Il novecento ha insegnato che gli intellettuali più sferzanti della
borghesia sono borghesi, quelli più sferzanti della nobiltà l’hanno frequentata
assiduamente, come Proust. Mi sembra che una cosa analoga la dica da qualche
parte anche Franco Fortini da Francoforte.
Per fare un intellettuale ci vuole una grande comunità, un partito di
massa, una chiesa, un’ideologia. Oggi che non esiste più nulla di ciò, chiesa a
parte, l’intellettuale sembra sparire, perché la sua disappartenenza svanisce
nell’insignificanza. Si disappartiene fragorosamente solo a una comunità
enorme.
[2. Il declino dell’intellettuale]
L’intellettuale non
interviene in «tempo reale» su nessuna questione. L’intellettuale ritorna sulla questione, e vi fa ritorno
solo quando l’opinione pubblica (=oggi, per semplicità, il sistema dei media)
ha già digerito e apparentemente evacuato la questione.
L’intellettuale ripensa la
questione nella fase intermedia tra la digestione e l’evacuazione. Questa
collocazione intestinale spiega al tempo stesso il declino dell’intellettuale e
il suo essere «scomodo».
I tempi della stampa prima, e quelli della connessione totale poi, conducono
alla sparizione dell’intellettuale, il quale (1) o si trasforma in opinionista
(Cacciari) o (2) si rifugia nello studio (Agamben).
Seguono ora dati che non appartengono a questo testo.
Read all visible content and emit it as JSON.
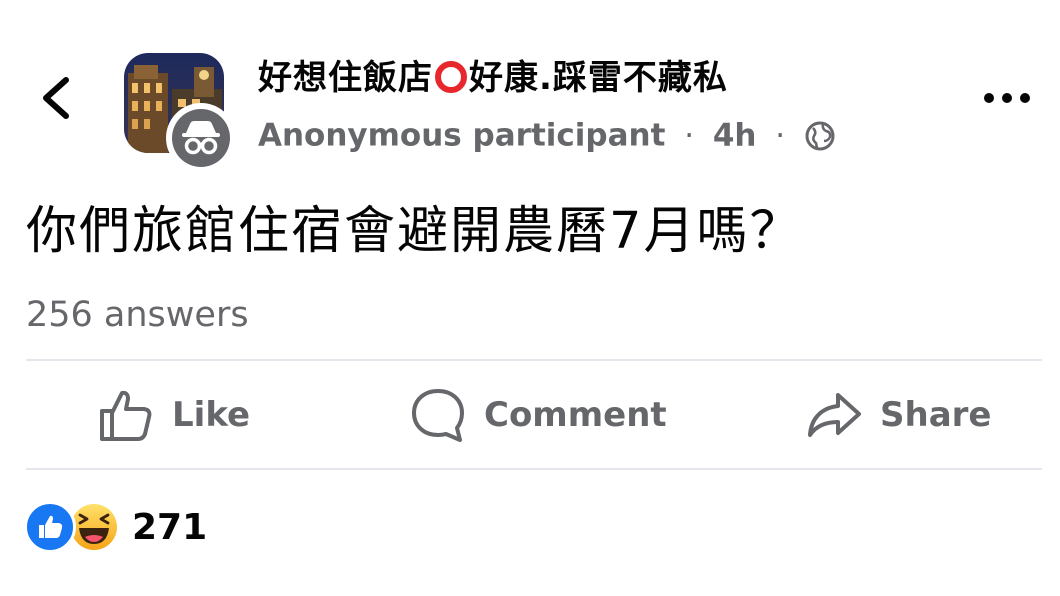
{
  "header": {
    "group_name_part1": "好想住飯店",
    "group_name_part2": "好康.踩雷不藏私",
    "author": "Anonymous participant",
    "separator": "·",
    "time": "4h",
    "icons": [
      "back-chevron-icon",
      "anonymous-icon",
      "globe-icon",
      "more-icon"
    ]
  },
  "post": {
    "question": "你們旅館住宿會避開農曆7月嗎？",
    "answers": "256 answers"
  },
  "actions": {
    "like": "Like",
    "comment": "Comment",
    "share": "Share"
  },
  "reactions": {
    "count": "271",
    "types": [
      "like",
      "haha"
    ]
  },
  "colors": {
    "brand_blue": "#1877f2",
    "secondary_text": "#65676b",
    "ring_red": "#e8272d",
    "divider": "#e4e6eb"
  }
}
L’espulsione o l’autoesclusione
dell’intellettuale dal circuito dell’informazione è ciò che costituisce
la sua «funzione» moderna. (Per incidens non si può non osservare che la
locuzione «intellettuale organico», ora caduta in miseria o oblio o
desuetudine, è una contradictio in terminis. Di detta locuzione si è dovuto
registrare, in un’epoca storica da poco passata, un certo incauto e massivo
utilizzo.) La «scomodità» dell’intellettuale è essenzialmente dovuta alla sua vocatio, al fatto che egli ritorna sulla questione che si vorrebbe
ormai digerita ed evacuata. Ciò lo vorrebbe massimamente la classe di
appartenenza dell’intellettuale, la quale comincia a sbuffare contro quella
«cariatide», contro quel «venerato maestro» un po’rincitrullito.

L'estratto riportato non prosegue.